Calling Alexander Hamilton a likely deist is a bit of a stretch considering he spent his last moments of life begging multiple ministers to give him the sacrament of communion.
Thank you for this resource. I live in Florida so I'm definitely sharing to help combat the disinformation that runs rampant in this state
By far one of my favorite videos you’ve done, I been telling people about many of these for years now and it was awesome to get the additional context a real expert can provide.
22:09 Didn't these voting requirements vary from state to state? Like New Jersey allowed women, Georgia allowed non-landowners, and some states allowed free black people to vote
“How quintessentially British to overreact to improperly steeped tea”
😂
In sincerity though, you do great as ever Cypher!

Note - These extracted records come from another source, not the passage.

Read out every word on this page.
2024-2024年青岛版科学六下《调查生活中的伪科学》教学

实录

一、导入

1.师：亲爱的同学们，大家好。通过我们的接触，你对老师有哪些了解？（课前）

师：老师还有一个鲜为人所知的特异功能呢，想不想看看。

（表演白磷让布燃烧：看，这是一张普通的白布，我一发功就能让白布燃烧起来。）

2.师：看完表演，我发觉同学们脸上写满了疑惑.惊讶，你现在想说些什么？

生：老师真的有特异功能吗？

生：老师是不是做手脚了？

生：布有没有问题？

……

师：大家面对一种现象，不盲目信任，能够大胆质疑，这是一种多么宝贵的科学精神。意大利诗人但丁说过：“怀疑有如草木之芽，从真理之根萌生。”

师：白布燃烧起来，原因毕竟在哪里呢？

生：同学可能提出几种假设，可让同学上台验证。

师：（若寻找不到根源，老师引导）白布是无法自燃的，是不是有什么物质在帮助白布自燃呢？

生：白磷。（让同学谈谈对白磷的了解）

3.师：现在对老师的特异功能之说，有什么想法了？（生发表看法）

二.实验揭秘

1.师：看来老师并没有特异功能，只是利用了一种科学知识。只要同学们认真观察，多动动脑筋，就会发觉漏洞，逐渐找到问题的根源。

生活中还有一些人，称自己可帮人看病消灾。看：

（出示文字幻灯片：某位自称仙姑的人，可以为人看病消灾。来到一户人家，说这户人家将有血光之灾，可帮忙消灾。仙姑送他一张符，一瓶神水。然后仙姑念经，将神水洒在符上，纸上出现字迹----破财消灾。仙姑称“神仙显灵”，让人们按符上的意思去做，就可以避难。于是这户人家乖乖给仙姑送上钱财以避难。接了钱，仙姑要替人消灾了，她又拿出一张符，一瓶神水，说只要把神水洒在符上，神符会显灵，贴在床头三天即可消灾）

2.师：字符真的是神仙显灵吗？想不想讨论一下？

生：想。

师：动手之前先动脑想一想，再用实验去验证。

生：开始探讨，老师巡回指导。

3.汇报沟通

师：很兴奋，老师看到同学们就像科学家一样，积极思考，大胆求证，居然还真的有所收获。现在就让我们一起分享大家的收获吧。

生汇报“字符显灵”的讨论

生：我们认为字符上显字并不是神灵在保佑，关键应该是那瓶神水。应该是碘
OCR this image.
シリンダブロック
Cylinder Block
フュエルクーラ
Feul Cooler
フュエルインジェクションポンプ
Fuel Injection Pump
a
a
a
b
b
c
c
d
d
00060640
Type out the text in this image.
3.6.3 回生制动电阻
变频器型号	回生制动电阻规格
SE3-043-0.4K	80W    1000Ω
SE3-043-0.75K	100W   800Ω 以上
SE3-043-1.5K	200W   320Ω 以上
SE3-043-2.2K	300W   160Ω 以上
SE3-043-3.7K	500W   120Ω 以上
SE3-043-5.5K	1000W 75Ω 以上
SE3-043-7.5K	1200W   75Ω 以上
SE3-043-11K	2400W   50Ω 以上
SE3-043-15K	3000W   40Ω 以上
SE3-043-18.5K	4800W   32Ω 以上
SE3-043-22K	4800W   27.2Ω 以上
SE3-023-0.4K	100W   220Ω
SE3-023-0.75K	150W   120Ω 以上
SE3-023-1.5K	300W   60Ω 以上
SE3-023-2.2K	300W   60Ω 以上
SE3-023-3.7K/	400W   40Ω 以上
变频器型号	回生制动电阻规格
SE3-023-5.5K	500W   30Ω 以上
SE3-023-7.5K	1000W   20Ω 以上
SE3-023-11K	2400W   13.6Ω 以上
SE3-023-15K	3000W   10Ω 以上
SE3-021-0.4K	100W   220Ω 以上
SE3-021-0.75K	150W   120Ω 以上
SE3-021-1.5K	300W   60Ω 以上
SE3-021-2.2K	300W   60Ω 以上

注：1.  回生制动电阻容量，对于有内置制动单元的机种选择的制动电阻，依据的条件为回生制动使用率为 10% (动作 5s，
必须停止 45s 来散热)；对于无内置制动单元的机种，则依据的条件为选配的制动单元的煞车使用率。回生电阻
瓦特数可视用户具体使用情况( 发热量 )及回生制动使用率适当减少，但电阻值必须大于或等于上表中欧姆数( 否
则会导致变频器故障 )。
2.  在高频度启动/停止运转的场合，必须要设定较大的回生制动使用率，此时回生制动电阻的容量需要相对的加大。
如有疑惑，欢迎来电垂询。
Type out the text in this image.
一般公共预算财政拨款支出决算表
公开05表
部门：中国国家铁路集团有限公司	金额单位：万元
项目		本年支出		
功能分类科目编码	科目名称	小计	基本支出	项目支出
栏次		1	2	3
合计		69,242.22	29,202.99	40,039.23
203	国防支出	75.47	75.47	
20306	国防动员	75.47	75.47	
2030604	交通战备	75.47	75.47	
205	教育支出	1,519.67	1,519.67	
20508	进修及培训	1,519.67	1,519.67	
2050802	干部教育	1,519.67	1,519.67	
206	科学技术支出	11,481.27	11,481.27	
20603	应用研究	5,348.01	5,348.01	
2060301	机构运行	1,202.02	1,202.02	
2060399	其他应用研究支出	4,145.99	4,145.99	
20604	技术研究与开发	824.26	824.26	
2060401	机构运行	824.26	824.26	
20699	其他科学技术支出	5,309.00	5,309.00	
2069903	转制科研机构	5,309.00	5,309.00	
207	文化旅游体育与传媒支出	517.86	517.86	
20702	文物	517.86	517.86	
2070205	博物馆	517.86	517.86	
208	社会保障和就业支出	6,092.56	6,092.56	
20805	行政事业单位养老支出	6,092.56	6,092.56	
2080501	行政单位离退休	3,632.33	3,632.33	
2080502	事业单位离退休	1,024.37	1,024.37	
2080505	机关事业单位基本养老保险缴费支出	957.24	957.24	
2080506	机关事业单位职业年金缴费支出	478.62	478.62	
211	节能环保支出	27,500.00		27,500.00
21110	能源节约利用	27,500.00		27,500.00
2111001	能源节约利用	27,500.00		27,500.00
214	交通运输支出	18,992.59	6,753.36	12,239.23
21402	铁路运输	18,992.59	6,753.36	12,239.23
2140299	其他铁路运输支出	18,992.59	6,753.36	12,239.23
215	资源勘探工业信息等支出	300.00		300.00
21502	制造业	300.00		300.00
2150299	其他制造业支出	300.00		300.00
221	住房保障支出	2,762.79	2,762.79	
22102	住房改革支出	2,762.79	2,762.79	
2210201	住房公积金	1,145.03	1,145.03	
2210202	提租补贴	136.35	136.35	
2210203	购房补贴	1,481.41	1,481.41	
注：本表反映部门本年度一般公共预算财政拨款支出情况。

Also even though this country of ours isn’t a monarchy, Hail his ever furry and noble majesty King Richard I
America is more like that Star Trek: TNG episode "Darmok" with our mythological telling of events. "Washinton on the Delaware. His arms closed, his eyes red."
I've been telling people this since my Civics teacher taught me all of this...in 7th grade. This period we are living in history makes me unironically want to unalive myself; the idea that people can spout Orwellian phrases at people trying to preserve democracy while claiming they are the real saviors because they are Christian and for no other reason, which is like TCH said...the most unpatriotic and unAmerican thing you can believe and do.
I’m a little glad I always felt left out of the American Mythos. When I picture living in the revolutionary war times, I picture myself making butter, staring out a window, thinking “oh good and righteous lord, all the people around me verily suck. All of them sucketh a big one, oh lord.”
A lot of people picture themselves living there now a plantation, or as a statesman. They don’t picture life without toilet paper but with smallpox.
#1 MYTH:
The Founders were Christian.
Tattoo this on every Republicans forehead
Representation in the US is also not equal. The citizens of small states have much more representation for their interests than do the citizens of large states.
Yes, that is the compromise that created the Senate.
That was by design - a compromise to make the union possible
Yeah, thank the electoral college for that.
When they bring in this school of choice thing, we will be able to teach atheism in Christian schools. We can spread the good word.